A Science|Business report outlines different options for governing the EU’s ambitious effort to build a ‘cloud’ for science
The European Commission’s groundbreaking plan for a ‘science cloud’ linking researchers across Europe is going to need to be managed with special care. A new Science|Business paper sets out three options for that.
The cloud project, begun last year, is a first-in-the-world effort to create a multinational system permitting access to research data from any lab or scientific discipline with just a few clicks. But the effort needs buy-in from policymakers and researchers across the EU – forcing the Commission to design a governance system inclusive enough for all key stakeholders to have a voice, but flexible enough to adapt to changing technologies.
The new Science|Business paper, called “Governing the European Open Science Cloud,” is based on discussions among an independent group of research, industry and policy leaders – members of the Science|Business Network. It is in response to a Commission declaration of July 2017, which calls for the EOSC governance framework to be co-designed, stakeholder-driven and composed of three main layers. Under the Commission plan, one layer would be institutional, including EU Member States and the European Commission; another would be operational, including a governance board and relevant working committees; and the third layer would be advisory, including a stakeholder forum.
The Science|Business consultation group looked at how other multinational initiatives are organised, from the Internet to earth observation systems. It identified 14 principles that should underpin any governance system for the science cloud. These include trust, transparency, accountability, inclusiveness, flexibility, pragmatism, efficiency, a global perspective and a strong focus on the needs of science.
Although the proposed Commission system would meet the objective of ensuring all necessary stakeholders have a voice, “there is a danger that a three body structure becomes cumbersome and difficult to coordinate,” the paper says. The paper offers two alternative methods – with one or two governing bodies. It doesn’t express a preferred option; instead, it analyses the pros and cons.
The issue may seem abstruse, but many analysts believe it could spell the difference between success and failure of the ambitious cloud plan.

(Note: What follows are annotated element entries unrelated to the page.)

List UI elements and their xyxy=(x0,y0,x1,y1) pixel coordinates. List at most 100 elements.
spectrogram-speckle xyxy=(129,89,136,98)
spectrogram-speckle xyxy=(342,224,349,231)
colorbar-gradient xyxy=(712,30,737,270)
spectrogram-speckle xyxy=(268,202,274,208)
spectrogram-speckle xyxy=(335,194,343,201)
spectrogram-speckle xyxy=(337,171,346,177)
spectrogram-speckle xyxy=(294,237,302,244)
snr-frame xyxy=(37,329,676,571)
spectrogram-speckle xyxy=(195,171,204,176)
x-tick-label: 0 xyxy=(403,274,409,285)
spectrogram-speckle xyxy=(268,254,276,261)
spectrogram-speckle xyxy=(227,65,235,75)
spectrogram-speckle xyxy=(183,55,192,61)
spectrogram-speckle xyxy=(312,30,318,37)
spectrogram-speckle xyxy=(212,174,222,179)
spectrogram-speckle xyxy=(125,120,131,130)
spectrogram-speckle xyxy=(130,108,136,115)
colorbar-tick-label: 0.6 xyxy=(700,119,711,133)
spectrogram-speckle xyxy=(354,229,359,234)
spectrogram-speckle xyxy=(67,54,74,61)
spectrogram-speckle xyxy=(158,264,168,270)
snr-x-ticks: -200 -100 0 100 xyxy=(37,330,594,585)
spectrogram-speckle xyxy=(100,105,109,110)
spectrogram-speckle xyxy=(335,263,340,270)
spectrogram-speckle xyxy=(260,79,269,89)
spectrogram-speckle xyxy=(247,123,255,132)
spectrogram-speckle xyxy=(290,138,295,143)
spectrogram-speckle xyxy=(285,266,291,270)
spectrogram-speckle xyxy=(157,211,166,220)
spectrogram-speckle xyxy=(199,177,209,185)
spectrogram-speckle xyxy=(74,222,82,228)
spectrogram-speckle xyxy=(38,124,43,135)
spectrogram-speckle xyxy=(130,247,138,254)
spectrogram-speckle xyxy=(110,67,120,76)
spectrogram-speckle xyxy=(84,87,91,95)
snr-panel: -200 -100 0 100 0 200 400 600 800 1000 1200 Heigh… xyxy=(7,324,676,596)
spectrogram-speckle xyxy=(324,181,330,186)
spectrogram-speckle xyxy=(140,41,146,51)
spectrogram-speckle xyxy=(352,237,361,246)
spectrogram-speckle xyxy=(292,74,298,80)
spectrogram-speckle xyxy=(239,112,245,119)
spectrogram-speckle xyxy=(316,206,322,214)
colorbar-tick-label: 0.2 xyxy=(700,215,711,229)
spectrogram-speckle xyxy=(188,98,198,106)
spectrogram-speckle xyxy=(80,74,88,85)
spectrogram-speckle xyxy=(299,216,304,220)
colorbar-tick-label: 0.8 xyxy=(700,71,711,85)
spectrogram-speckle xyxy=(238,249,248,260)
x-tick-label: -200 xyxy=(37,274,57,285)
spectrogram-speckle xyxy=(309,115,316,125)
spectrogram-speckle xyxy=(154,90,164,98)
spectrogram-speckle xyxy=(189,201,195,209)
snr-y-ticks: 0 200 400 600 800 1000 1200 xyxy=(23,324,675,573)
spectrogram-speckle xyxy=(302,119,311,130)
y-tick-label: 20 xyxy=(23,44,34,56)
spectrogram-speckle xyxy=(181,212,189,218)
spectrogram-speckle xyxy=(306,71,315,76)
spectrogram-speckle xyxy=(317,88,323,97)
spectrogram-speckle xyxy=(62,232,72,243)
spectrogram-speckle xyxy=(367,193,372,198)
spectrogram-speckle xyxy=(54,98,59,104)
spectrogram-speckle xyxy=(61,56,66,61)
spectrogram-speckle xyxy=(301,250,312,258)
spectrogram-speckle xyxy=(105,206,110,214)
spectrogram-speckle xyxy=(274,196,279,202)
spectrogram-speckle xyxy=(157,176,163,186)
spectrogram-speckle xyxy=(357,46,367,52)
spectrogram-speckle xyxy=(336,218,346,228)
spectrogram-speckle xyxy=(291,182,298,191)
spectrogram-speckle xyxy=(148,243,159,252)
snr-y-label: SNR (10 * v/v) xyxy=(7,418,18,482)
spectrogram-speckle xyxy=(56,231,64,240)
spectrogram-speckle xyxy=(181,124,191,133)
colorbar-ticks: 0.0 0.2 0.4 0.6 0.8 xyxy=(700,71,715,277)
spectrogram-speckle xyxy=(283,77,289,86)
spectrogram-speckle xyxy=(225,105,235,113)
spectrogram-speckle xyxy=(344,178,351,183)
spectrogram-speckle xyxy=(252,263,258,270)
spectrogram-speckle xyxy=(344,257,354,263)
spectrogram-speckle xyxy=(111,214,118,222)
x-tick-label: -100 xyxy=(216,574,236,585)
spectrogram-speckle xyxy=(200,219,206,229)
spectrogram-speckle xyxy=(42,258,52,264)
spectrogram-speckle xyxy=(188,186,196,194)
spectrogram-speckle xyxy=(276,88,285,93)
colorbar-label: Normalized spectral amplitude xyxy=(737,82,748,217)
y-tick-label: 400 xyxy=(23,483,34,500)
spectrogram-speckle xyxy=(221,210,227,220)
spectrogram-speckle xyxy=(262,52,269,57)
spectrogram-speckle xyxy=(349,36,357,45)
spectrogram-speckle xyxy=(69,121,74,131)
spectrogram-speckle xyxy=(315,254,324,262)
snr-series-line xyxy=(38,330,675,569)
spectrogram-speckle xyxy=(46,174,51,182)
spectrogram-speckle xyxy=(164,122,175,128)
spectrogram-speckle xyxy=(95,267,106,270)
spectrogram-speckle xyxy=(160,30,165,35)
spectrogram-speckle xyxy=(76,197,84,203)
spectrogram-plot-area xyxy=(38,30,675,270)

Conflicts could arise over how to standardise the technology, how to pay for the cloud services, and who will be allowed access to the system – either as a scientist-user or a company-supplier. The EOSC is being incubated by the European Commission today, but it will ultimately need to be run by a robust, yet flexible governance structure that has the trust and support of the many different stakeholder groups required to make its ambitious vision a reality.